Depuis une dizaine d'années, les marges de nos entreprises se dégradent inexorablement, au point que la balance commerciale de la France accusait un déficit de 71 milliards d'euros en 2011. Nous sommes entrés dans une spirale infernale, la réduction des marges des entreprises entraînant ipso facto la réduction de l'autofinancement, qui entraîne à son tour la dégradation de la note des entreprises cotées, un enchérissement du coût du capital et de ce fait une diminution de l'investissement.
Pour sortir notre économie de ce « vortex », Il faut absolument réindustrialiser notre pays, car c'est en grande partie l'industrie qui tire les services, et pour cela améliorer notre compétitivité. Reste à déterminer quels sont les facteurs de cette compétitivité.
L'« Approche de la compétitivité française », déjà évoquée, est très éclairant sur ce point en ce qu'elle analyse tous les facteurs, qu'il s'agisse de la compétitivité « coût » ou « hors coût ». Vous ne serez pas étonnés d'apprendre que ce document insiste sur les facteurs de compétitivité « hors coût », tels que la R & D, la qualité du service, le service après-vente ou la dynamisation des exportations. Les facteurs de la compétitivité « coût » jouent, bien évidemment, leur rôle, mais de manière différenciée selon les secteurs d'activité. Si on se limite au secteur industriel, les différences des coûts de production entre les grands pays industriels de l'Union européenne ne sont pas considérables. Le problème de notre industrie automobile est lié à son positionnement en gamme.

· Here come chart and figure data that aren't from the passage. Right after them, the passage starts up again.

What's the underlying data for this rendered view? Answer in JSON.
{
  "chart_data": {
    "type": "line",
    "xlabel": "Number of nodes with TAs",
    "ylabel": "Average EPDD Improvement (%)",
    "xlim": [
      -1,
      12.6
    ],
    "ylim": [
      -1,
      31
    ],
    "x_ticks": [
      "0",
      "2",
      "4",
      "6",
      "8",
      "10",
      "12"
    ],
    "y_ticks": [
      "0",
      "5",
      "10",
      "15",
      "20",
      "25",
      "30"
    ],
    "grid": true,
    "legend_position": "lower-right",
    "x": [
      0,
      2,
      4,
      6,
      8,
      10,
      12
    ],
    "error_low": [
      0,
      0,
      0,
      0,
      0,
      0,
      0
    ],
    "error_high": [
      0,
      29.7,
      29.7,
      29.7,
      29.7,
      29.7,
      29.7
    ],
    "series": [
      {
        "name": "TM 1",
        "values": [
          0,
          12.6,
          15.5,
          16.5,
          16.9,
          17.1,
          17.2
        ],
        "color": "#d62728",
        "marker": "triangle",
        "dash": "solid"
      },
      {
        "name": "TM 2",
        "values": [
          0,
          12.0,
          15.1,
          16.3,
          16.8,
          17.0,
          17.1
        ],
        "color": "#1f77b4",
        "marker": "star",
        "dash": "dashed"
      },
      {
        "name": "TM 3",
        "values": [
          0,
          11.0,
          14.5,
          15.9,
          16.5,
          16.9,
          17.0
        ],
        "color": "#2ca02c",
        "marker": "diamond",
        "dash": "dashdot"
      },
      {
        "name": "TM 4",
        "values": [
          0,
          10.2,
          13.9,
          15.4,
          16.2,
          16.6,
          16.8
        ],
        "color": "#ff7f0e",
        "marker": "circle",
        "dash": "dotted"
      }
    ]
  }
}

Cela étant, nous pensons qu'on n'échappera pas à une réforme du financement de la sécurité sociale. Cela fait déjà une dizaine d'années que nous plaidons pour une cotisation sociale sur la consommation (CSC), afin de desserrer les contraintes qui pèsent sur le coût du travail et d'assurer un financement fléché et pérenne de la sécurité sociale. Un salarié, en situation instable, mal soigné, est moins productif, contribuant ainsi à la dégradation de la compétitivité. De ce point de vue, les PME-PMI sont très désavantagées par rapport aux grandes entreprises, alors qu'elles constituent le premier gisement de croissance et d'emploi.
L'accord sur la sécurisation de l'emploi traduit une approche pragmatique des questions sociales : il ne fait que généraliser ce qui se fait déjà dans bon nombre d'entreprises. Nous insistons notamment sur la nécessité d'associer en amont les salariés aux décisions des conseils d'administration.
Il ne faut pas négliger les raisons d'espérer. La France a des atouts, dans le domaine de l'énergie, en matière d'infrastructures ou dans le domaine de la formation, notamment supérieure. Ce dont nous avons besoin pour améliorer la compétitivité de nos entreprises, c'est d'une vision de long terme. En effet, les investissements très capitalistiques nécessitent de la stabilité fiscale et législative et une simplification de la réglementation : c'est crucial pour nos PME-PMI, qui n'ont pas les moyens de faire face à l'inflation des normes.
Les pôles de compétitivité sont également à compter au nombre des raisons d'espérer, surtout s'ils deviennent des lieux de formation. Il faut créer plus de passerelles entre les grandes écoles et les universités et développer la formation continue et la formation initiale, notamment la formation en alternance et l'apprentissage, sur le modèle de nos voisins allemands. Ces formations doivent s'inscrire dans une gestion prévisionnelle des emplois et des compétences au niveau des bassins d'emplois, dans la perspective de futures restructurations et redéploiements auxquels nous n'échapperons pas.
Le CICE nous paraît également un point positif, et pas trop compliqué à mettre en oeuvre pour redonner de l'oxygène aux PME-PMI. De même, la création de la BPI va dans le bon sens.
Nous devons par ailleurs exploiter cet autre atout que constitue la forte capacité d'épargne des Français. Il faut notamment favoriser l'épargne longue, les investissements productifs s'inscrivant dans une logique de long terme.
Nos efforts en matière de compétitivité doivent prendre en compte le champ de contrainte au niveau européen, notamment les asymétries fiscales et sociales. Nous devons tout mettre en oeuvre pour assurer la convergence de nos économies. La compétitivité tant vantée du modèle allemand est due à une diminution phénoménale en dix ans du coût du travail en Allemagne, à l'origine d'une augmentation significative du taux de pauvreté dans ce pays, au point que certains envisagent la création d'un salaire minimum.
En France, l'augmentation des salaires est insuffisante, notamment au regard du coût du logement, qui constitue un problème récurrent depuis une dizaine d'années, se traduisant par une dérive effarante des loyers qui réduit d'autant le reste à vivre dans le pouvoir d'achat des ménages. Malheureusement, la dégradation de l'excédent brut d'exploitation des entreprises françaises ne laisse guère espérer une évolution positive sur ce point.